I am trying to make a simple program to try out some exporting to extrenal .txt files, but I'm encountering the R6010 error... I'm not very far into my studies of c++ but I've read through the tutorials on this site and understood most of it.
the errors started popping up when I started filling the letterpointer array
1 2 3 4 5 6
for (int n = 0; n < lengte; n++)
{
letterpointer[n] = ttext.substr(n, 1);
(stringstream)letterpointer[n] >> letter;
point[n] = letter;
}
(I forgot that earlier and had less problems then)
that helped slightly, but now I can't write spaces to the file and it gives a load of double lines in the output screen when I try to read it and when I go to look into the file after i've completed the program it contains the orriginal text and a load of ÌÌÌÌÌÌÌÌÌÌÌÌÌ(capital i with a little stripe to the left) and it writes over the orriginal text...
any help on that?
(I forgot to add this line and added that now: straempje.open("save_file.txt", fstream::in);)
getline(cin, ttext);
long lengte = sizeof(ttext);
char* point;
point = new (nothrow) char[lengte];
char letter;
string* letterpointer;
letterpointer = new (nothrow) string[lengte];
for (int n = 0; n < lengte; n++)
{
letterpointer[n] = ttext.substr(n, 1);
(stringstream)letterpointer[n] >> letter;
point[n] = letter;
}
streampje.write(point, lengte);
could be entirely replace by this:
1 2
getline(cin, ttext);
streampje << ttext;
But that's not your problem. The problem is that streams are buffered. The data is written to the buffer and only if the buffer is full or flush() is called (either explicit of implicit via endl or close()) the data is written to the disk. When you use another object (straempje) for reading the data you won't get what's currently in the buffer, hence you get garbage values.

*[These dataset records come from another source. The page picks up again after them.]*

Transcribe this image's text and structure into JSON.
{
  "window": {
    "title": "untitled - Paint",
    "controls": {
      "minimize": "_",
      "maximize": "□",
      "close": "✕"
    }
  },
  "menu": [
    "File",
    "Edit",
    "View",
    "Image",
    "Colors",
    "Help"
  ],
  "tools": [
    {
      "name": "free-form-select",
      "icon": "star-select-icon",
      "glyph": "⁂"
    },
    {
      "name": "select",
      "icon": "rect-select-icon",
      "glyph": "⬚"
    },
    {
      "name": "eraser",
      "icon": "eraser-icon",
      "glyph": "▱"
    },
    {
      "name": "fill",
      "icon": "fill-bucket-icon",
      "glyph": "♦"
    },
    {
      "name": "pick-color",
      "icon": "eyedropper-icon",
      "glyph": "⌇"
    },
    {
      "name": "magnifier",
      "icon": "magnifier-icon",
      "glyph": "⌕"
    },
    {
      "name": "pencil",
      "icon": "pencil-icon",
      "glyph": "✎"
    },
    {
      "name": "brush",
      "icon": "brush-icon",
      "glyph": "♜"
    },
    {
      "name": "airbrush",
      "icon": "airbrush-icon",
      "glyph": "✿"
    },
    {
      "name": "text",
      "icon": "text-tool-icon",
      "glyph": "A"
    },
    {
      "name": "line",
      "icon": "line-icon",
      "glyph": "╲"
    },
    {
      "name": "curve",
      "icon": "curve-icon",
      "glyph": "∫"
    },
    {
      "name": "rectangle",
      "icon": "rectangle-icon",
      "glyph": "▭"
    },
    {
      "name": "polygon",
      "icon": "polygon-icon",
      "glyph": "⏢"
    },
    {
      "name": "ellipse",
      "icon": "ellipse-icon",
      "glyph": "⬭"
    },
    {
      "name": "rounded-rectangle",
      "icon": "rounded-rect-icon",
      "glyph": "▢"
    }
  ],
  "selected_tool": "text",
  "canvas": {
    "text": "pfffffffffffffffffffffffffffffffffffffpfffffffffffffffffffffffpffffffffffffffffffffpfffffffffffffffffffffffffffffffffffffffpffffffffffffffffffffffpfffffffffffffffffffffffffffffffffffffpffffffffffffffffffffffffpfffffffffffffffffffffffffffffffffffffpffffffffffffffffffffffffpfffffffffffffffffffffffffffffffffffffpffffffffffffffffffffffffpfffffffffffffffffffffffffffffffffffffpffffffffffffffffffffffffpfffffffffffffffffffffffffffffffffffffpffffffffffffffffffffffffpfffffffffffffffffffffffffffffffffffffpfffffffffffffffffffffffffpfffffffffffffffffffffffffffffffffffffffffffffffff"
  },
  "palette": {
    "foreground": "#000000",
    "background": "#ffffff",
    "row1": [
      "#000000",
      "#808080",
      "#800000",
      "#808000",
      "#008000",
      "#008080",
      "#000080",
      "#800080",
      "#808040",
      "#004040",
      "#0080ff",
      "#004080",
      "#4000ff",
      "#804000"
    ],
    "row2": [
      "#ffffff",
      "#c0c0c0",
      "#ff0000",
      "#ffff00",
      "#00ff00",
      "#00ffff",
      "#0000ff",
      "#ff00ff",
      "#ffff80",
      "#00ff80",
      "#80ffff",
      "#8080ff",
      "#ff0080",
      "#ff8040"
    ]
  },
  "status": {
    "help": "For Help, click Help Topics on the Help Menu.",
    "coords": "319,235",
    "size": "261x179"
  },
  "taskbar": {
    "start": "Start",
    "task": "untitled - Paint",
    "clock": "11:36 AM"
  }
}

thank you very much, that did fix the problem(except I had to put back the long lengte=sizeof(ttext)
because that is needed for the input array.
but now I have the next problem, the return value now only returns the first 28 characters but the output file does contain the entire text.
any help on that?
Yes, I am dyslectic, but I knew the difference here. I changed the name because otherwise it wouldn't really make sense. do you have to reopen a file in a specific mode after it has been created? or can you instantly start writing?